E se a joiazinha de Deus chorar? — perguntou Juliana com a involuntária e instintiva solicitude da ama pela criança.

Se chorar, minha filha lhe dá o peito… Como tu, ela está criando um menino… — respondeu decisivamente o velho João, em cujos olhos lacrimejantes e marejados brilhava uma centelha de vontade diabólica. E, pegando o menino cuidadosamente, embalando-o e dizendo-lhe coisas a seu modo, foi embora rapidamente, deixando o casal livre e satisfeito.
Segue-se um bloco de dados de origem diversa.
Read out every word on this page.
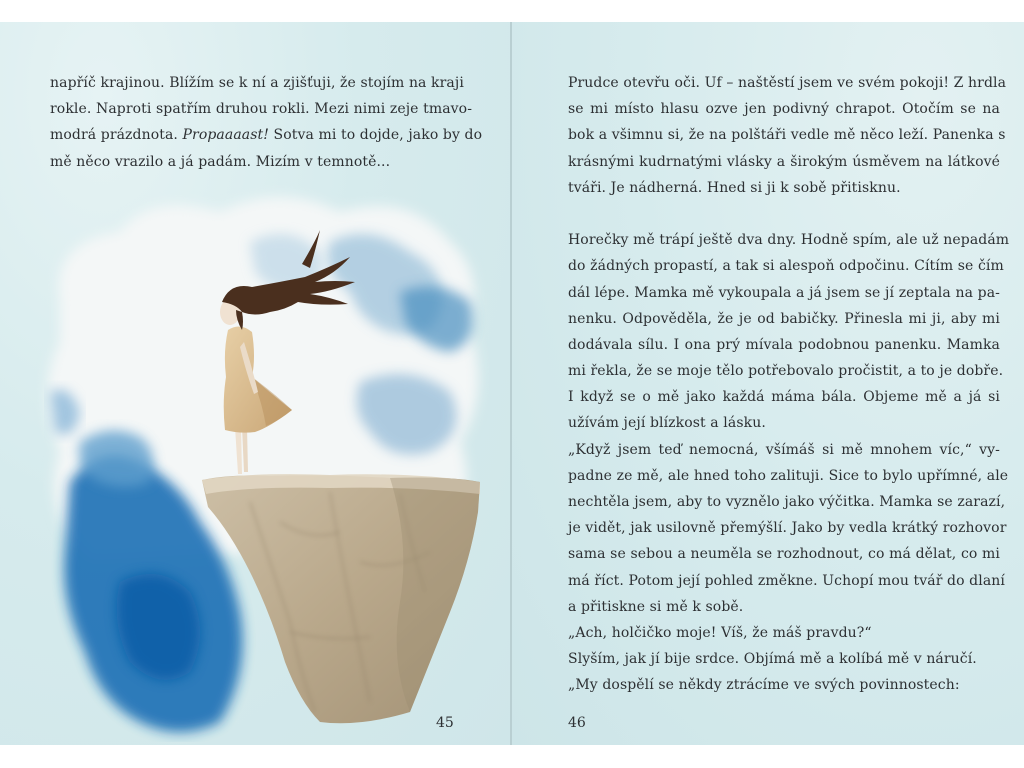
napříč krajinou. Blížím se k ní a zjišťuji, že stojím na kraji
rokle. Naproti spatřím druhou rokli. Mezi nimi zeje tmavo-
modrá prázdnota. Propaaaast! Sotva mi to dojde, jako by do
mě něco vrazilo a já padám. Mizím v temnotě...

45

Prudce otevřu oči. Uf – naštěstí jsem ve svém pokoji! Z hrdla
se mi místo hlasu ozve jen podivný chrapot. Otočím se na
bok a všimnu si, že na polštáři vedle mě něco leží. Panenka s
krásnými kudrnatými vlásky a širokým úsměvem na látkové
tváři. Je nádherná. Hned si ji k sobě přitisknu.

Horečky mě trápí ještě dva dny. Hodně spím, ale už nepadám
do žádných propastí, a tak si alespoň odpočinu. Cítím se čím
dál lépe. Mamka mě vykoupala a já jsem se jí zeptala na pa-
nenku. Odpověděla, že je od babičky. Přinesla mi ji, aby mi
dodávala sílu. I ona prý mívala podobnou panenku. Mamka
mi řekla, že se moje tělo potřebovalo pročistit, a to je dobře.
I když se o mě jako každá máma bála. Objeme mě a já si
užívám její blízkost a lásku.

„Když jsem teď nemocná, všímáš si mě mnohem víc,“ vy-
padne ze mě, ale hned toho zalituji. Sice to bylo upřímné, ale
nechtěla jsem, aby to vyznělo jako výčitka. Mamka se zarazí,
je vidět, jak usilovně přemýšlí. Jako by vedla krátký rozhovor
sama se sebou a neuměla se rozhodnout, co má dělat, co mi
má říct. Potom její pohled změkne. Uchopí mou tvář do dlaní
a přitiskne si mě k sobě.

„Ach, holčičko moje! Víš, že máš pravdu?“

Slyším, jak jí bije srdce. Objímá mě a kolíbá mě v náručí.

„My dospělí se někdy ztrácíme ve svých povinnostech:

46
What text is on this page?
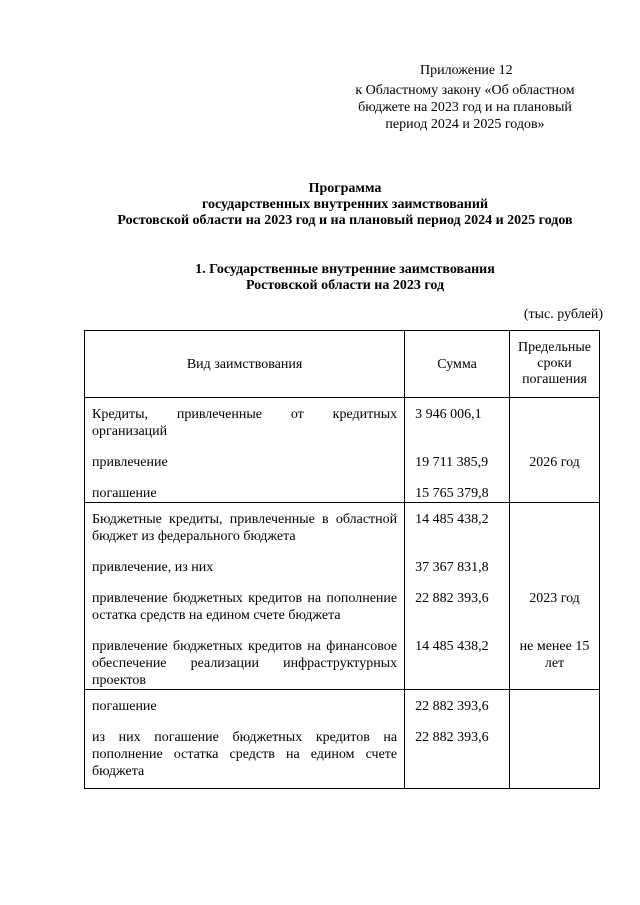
Приложение 12
к Областному закону «Об областном
бюджете на 2023 год и на плановый
период 2024 и 2025 годов»
Программа
государственных внутренних заимствований
Ростовской области на 2023 год и на плановый период 2024 и 2025 годов
1. Государственные внутренние заимствования
Ростовской области на 2023 год
(тыс. рублей)
Вид заимствования	Сумма	Предельные сроки погашения
Кредиты, привлеченные от кредитных организаций	3 946 006,1	
привлечение	19 711 385,9	2026 год
погашение	15 765 379,8	
Бюджетные кредиты, привлеченные в областной бюджет из федерального бюджета	14 485 438,2	
привлечение, из них	37 367 831,8	
привлечение бюджетных кредитов на пополнение остатка средств на едином счете бюджета	22 882 393,6	2023 год
привлечение бюджетных кредитов на финансовое обеспечение реализации инфраструктурных проектов	14 485 438,2	не менее 15 лет
погашение	22 882 393,6	
из них погашение бюджетных кредитов на пополнение остатка средств на едином счете бюджета	22 882 393,6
Três quartos de hora depois, Juliana, sozinha, inquieta, muito receosa de, ao voltar para casa, levar uma reprimenda por estar atrasada, foi buscar o menino no casebre do oleiro, uma mísera vivenda desmantelada, onde o frio e a chuva penetravam sem dificuldade, mercê do telhado sem forro e das rachaduras e buracos nas paredes. Ela não precisou entrar: na porta, obstruída por pilhas de estrume e mato, sobre as quais duas galinhas magricelas ciscavam, o oleiro já a esperava com a criancinha nos braços, embalando-a para que não chorasse…

Ai, meu tesouro! Que saudade ele tinha de mim... Por que bota esta cara feia? Até parece mais magro! Sim, as roupas lhe estão caindo! — gritou a ama de leite, apoderando-se do menino e apressando-se em desabotoar-se para oferecer-lhe um consolo eficaz pelo momentâneo abandono…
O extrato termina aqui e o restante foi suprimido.